Dix années se sont écoulées depuis cette tristement célèbre invasion du Liban par les Israéliens, un 12 juillet 2006, provoquée par la capture de leurs soldats par le Hezbollah. Le pays ne s’en est jamais vraiment remis. Les souvenirs de guerre ont la dent dure.
Aujourd’hui, la crise libanaise, si elle n’est pas guerrière, bat tous les records. C’est un pays décapité, privé de ses institutions ou, en tout cas, de leur efficacité. On ne le répètera jamais assez. Un pays en manque de responsables capables de gérer le quotidien des citoyens, un Etat qui se dégrade au fil des ans, et celui d’un peuple, avide d’un simple confort, qui n’a plus que la modeste envie d’une vie meilleure sous le parapluie d’un Etat qui fasse honneur à son titre. Un peuple qui ne vit que d’espoirs nourris de désinformations distillées par des milieux politiques incompétents et reprises par certains médias, parfois crédules.
Il suffit d’un hasard, d’une rencontre imprévue de deux rivaux politiques, briguant le même poste, pour qu’un «fragile» regain de confiance se reflète dans les médias. Une entente furtive entre deux personnalités, une réconciliation basée sur des intérêts communs, alimentent les conversations dans les salons politiques.

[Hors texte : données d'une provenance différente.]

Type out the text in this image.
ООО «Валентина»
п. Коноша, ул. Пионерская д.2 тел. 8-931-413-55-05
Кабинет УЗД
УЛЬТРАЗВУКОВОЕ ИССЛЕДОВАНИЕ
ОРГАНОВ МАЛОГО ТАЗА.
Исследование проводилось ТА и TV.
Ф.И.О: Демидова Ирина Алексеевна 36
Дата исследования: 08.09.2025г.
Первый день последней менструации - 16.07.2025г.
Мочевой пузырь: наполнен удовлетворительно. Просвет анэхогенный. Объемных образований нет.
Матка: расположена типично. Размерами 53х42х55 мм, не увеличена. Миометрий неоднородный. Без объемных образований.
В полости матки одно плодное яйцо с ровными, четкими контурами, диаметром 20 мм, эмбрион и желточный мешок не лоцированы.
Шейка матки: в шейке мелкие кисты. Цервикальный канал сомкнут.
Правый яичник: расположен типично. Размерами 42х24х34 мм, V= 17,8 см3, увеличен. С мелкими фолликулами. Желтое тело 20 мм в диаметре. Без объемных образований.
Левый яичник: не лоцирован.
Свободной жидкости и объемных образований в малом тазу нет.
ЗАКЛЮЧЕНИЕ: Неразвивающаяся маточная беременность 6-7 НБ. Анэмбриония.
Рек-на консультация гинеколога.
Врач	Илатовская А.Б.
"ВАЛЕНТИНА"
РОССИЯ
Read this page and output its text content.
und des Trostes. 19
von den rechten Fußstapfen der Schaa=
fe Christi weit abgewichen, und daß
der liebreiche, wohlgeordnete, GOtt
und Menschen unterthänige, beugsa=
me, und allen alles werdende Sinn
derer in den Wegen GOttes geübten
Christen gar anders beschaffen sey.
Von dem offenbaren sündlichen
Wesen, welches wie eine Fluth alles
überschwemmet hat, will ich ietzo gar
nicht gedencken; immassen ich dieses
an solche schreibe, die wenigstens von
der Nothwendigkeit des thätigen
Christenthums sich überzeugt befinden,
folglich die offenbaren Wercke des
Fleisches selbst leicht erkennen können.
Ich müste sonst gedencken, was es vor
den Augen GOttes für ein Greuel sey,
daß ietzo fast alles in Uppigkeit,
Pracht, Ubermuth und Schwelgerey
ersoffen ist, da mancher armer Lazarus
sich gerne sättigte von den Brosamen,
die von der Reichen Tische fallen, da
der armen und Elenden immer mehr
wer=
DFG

Les nouvelles du dernier week-end annonçaient la visite au Liban du ministre français des Affaires étrangères, Jean-Marc Ayrault, et son programme «particulièrement chargé pour une visite en coup de vent, ou presque». Comble d’optimisme fastidieux dans les milieux politiques, la coïncidence de l’arrivée à Beyrouth de la nouvelle locataire de l’ambassade des Etats-Unis, au moment où le ministre français débarque à la Résidence des Pins, est qualifiée d’événement positif. Ces deux nouvelles, rapportées aux heures de grande audience sur toutes les chaînes et fréquences radio en parallèle, laissaient imaginer l’importance exceptionnelle de cet événement et, peut-être même, la mise d’un terme au drame que vit le Liban, pays hôte de ces faiseurs de l’histoire. La réalité était tout autre. Le chef du Quai d’Orsay a vite fait de casser une certaine euphorie en affirmant qu’il ne pouvait que «souhaiter» un déblocage de la crise libanaise. En bref, qu’il n’avait rien d’autre à offrir que des vœux pieux. Le diplomate chevronné, ancien Premier ministre du gouvernement de François Hollande, s’est vite empressé de mettre les choses au clair, avant même d’avoir mis pied à terre, en reconnaissant, en quelques mots, qu’il ne pouvait que «tenter de faciliter le dialogue». Le déblocage ne pouvait se réaliser en quarante-huit heures, durée de son séjour. Tout en reconnaissant la bonne volonté, ou la volonté tout court, des émissaires en visite au Liban, cela ne peut suffire dans les conditions politiques que vit le pays depuis bientôt trois ans.
Des politiciens, assourdis par leurs intérêts individuels, ne veulent plus, ou ne peuvent plus, entendre les «amis» du Liban affirmer que leurs visites sur la terre libanaise ne pouvaient être que des preuves d’amitié. La caste politique est partagée en deux fractions, celle qui critique l’action actuelle et passée de leurs compères mais ne fait rien; et celle qui distribue des conseils à la volée à ceux qui sont en place ou qui leur succèderont. Cette conjoncture politique n’est pas récente.
En 1949 déjà, Georges Naccache dénonçait «les trafics et les brigandages qui caractérisent le régime et sont la ruine d’une autorité qu’on n’accepte plus de subir qu’à la condition qu’elle sache être vacante et mettre en vacances avec elle les gendarmes et les tribunaux». Une déclaration qui trouve aujourd’hui son écho dans toute son actualité. Cette dénonciation avait valu la prison à son auteur, auquel on doit également la fameuse formule qui ne s’est jamais vidée de son sens: «Deux négations ne font pas une nation».
Que dire alors d’un pays où quelque dix-huit communautés, vivant ensemble, se sont divisées au fil des ans en autant d’affinités religieuses et d’alliances étrangères aux politiques et intérêts contradictoires? Comment concilier l’Iran et l’Arabie saoudite? Deux puissances du Moyen-Orient qui se disputent leur influence dans la région? Comment bâtir une nation qui rassemblerait tous les citoyens du Liban au sein d’une même nation qui reste à rebâtir?